Classic Creamy Homemade Coleslaw Recipe
This is the classic coleslaw recipe everyone loves. It’s incredibly simple to make, super creamy, and tastes just like the kind you get at your favorite deli or barbecue joint.
Key Ingredients & Tips
- Buttermilk: Adding a touch of buttermilk to your dressing makes it extra creamy and adds a subtle tangy flavor that truly elevates the coleslaw.
- Shred Your Own Cabbage: For the best texture, I always recommend shredding your own cabbage. It’s much fresher and crunchier than pre-bagged versions.
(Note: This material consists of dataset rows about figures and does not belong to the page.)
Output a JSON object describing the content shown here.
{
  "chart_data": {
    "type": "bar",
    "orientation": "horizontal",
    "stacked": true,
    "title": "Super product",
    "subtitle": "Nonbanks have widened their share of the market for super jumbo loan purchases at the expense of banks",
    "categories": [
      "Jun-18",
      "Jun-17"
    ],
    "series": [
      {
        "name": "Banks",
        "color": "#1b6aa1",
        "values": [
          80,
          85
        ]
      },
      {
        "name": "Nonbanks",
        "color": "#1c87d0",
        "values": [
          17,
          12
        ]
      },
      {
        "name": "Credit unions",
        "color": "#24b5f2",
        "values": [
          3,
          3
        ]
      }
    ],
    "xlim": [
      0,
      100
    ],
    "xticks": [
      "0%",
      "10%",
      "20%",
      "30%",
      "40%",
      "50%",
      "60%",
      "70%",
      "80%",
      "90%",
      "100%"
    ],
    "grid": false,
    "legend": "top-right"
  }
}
- Let it Rest: Giving the coleslaw at least 30 minutes to chill in the fridge helps the dressing soften the cabbage slightly and allows all the flavors to mix well.
What You Need
- 1 large head green cabbage, finely shredded
- 1 large carrot, grated
- 1/2 cup mayonnaise
- 2 tablespoons buttermilk (or milk with a squeeze of lemon)
- 1 tablespoon white vinegar
- 1 tablespoon sugar
- 1/2 teaspoon celery seed (optional, but good!)
- 1/2 teaspoon salt
- 1/4 teaspoon black pepper
⏱️ Time: 10 minutes prep, 30 minutes chill🍽️ Yields: 4-6 servings
How to Make It
Step 1: Prepare the Cabbage and Carrots
In a large mixing bowl, combine the finely shredded green cabbage and grated carrot. Make sure they are well mixed.
Step 2: Whisk the Dressing
In a separate medium bowl, whisk together the mayonnaise, buttermilk, white vinegar, sugar, celery seed (if using), salt, and black pepper until completely smooth.
Step 3: Combine and Toss
Pour the creamy dressing over the cabbage and carrot mixture. Use a large spoon to gently toss the ingredients until everything is evenly coated.
Step 4: Chill for Best Flavor
Cover the bowl and place it in the refrigerator for at least 30 minutes before serving. This chilling time helps the dressing soak in and improves the overall taste.
📝 Final Note
For a slightly different flavor, you can add a tablespoon of finely minced onion to the dressing. Store leftovers in an airtight container in the fridge for up to 3 days.